Solomon, Ulmer, and Preusser, 2002, studied how CIOT campaigns affect belt use. They compared changes in belt use in ten states that implemented CIOT and use in four states that conducted enforcement with limited advertising and four other states with only enforcement. They found that the full-implementation states increased seat belt usage rates by 8.1 percentage points relative to the enforcement-only states. We use evidence found in Preusser et al., 2008, regarding the effect that seat belt use has on the risk of death in a crash to translate the increase in seat belt use to a 5.4-percent reduction in deaths.
Leaf and Preusser, 2011, studied first-time DWI offenders in Minnesota. They compared people with BACs of 0.20 to 0.22 and people with BACs of 0.17 to 0.19. Although these groups should be similar, the Minnesota law allowed for license plate impoundment only for those with BACs of at least 0.20. Their outcome variable was recidivism, and they found that the group subject to license plate impoundment had a lower rate of recidivism. We calculate the decrease as a 27-percent decrease in recidivism, which we use to project a 27-percent decrease in crashes involving people with previous DWI convictions.
Wagenaar et al., 2000, reviewed 52 studies of plea-agreement restrictions and found reductions on several measures, including recidivism. The Countermeasures That Work report aggregates the findings and reports a reduction of 11 percent, which we apply to drivers with previous DWI convictions. Unfortunately, we do not have much better evidence than this number, so we assume an 11-percent reduction in injuries and deaths due to limits on diversion and plea agreements.

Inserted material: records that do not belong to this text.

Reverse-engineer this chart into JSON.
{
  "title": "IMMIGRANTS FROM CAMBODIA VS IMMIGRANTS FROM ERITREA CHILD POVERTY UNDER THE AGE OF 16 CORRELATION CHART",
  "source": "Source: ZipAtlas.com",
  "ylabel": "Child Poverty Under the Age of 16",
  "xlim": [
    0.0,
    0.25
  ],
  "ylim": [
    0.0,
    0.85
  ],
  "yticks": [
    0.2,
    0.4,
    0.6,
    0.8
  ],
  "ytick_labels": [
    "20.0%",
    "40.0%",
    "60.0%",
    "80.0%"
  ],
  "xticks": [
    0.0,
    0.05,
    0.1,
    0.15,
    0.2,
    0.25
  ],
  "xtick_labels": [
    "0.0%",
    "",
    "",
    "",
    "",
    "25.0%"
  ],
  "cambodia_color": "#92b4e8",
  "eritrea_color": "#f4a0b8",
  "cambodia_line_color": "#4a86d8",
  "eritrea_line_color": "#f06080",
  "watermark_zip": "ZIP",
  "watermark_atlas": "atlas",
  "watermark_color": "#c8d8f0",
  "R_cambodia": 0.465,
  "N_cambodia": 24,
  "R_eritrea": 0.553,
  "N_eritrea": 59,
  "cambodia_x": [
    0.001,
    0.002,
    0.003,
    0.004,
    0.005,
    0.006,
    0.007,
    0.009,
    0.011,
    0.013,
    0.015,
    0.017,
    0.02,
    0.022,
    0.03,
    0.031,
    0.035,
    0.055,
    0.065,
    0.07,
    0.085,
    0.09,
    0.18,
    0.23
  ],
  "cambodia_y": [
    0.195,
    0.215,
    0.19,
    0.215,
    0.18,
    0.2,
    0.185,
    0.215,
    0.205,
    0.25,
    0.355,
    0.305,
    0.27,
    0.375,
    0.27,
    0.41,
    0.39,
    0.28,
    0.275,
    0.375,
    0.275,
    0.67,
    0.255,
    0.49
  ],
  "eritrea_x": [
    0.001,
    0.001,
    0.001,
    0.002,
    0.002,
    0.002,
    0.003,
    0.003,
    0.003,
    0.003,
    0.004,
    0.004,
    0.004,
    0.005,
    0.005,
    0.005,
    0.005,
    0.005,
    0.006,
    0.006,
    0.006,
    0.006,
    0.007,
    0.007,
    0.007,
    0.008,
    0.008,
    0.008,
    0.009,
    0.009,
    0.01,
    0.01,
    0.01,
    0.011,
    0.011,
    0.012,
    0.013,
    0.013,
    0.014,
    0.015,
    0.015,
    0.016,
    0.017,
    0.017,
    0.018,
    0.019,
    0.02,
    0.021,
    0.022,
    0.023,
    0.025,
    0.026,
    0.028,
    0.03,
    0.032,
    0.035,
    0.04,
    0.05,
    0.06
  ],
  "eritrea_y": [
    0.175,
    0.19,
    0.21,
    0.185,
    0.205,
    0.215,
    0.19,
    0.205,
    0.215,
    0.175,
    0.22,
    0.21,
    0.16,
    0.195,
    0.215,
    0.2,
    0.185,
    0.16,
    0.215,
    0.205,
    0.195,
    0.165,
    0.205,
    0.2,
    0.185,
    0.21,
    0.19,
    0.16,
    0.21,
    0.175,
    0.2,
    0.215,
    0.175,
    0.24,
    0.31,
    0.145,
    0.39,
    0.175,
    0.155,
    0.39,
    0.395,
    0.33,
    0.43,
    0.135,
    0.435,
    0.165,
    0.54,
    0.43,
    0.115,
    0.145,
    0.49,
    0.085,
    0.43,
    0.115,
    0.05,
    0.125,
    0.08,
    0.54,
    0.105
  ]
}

DeYoung, 1999, focused on four jurisdictions in California with data on impoundments and driver records. In 1995, California began impounding vehicles for some driving offenses. The author compared the one-year driving records of subjects with impounded vehicles and the records of a control group. This control group was made up of people who would have had their vehicles impounded under 1995 California law but did not because they committed their driving offenses in 1994. We focus on the results using crashes as the outcome. The author found that the group with impounded vehicles was involved in 24.7 percent fewer crashes when selecting on first offenders. For repeat offenders, the reduction was 37.6 percent. According to data published in the study, 55.8 percent of the sample were first-time offenders, so we use a weighted average of the two results to arrive at a reduction of 30.4 percent. We assume that this effect applies to those with suspended or revoked licenses due to DWI convictions.
Tefft, 2014, uses FARS data from 1985 to 2011 to study the fatality reductions associated with several state-level driver’s licensing policies. The author analyzed fatality rates associated with drivers ages 55 and over while also focusing on more-specific age ranges within that group. He estimated that a 9-percent reduction in deaths could be attributed to in-person license renewal while holding other factors constant. Other license renewal policies were not associated with such large effects. He found that the effect is relatively constant for the 55-and-over population, though there is some evidence that it is most effective at ages 85 and up.
Houston and Richardson, 2005, examines the effects that seat belt laws have on use rates. The authors used panel data on seat belt use, allowing them to study the impacts of changes in laws. They found that primary enforcement has a large effect on use and that states with larger fines observe even larger improvements in seat belt use. The report indicates that for each additional $25 added to the enforced fine increases belt use by 3.8 percentage points. We assume a $75 increase in the state’s fine and use (Preusser et al., 2008) to convert this increased use estimate into a fatality and injury reduction estimate as we did with the seat belt enforcement campaign intervention.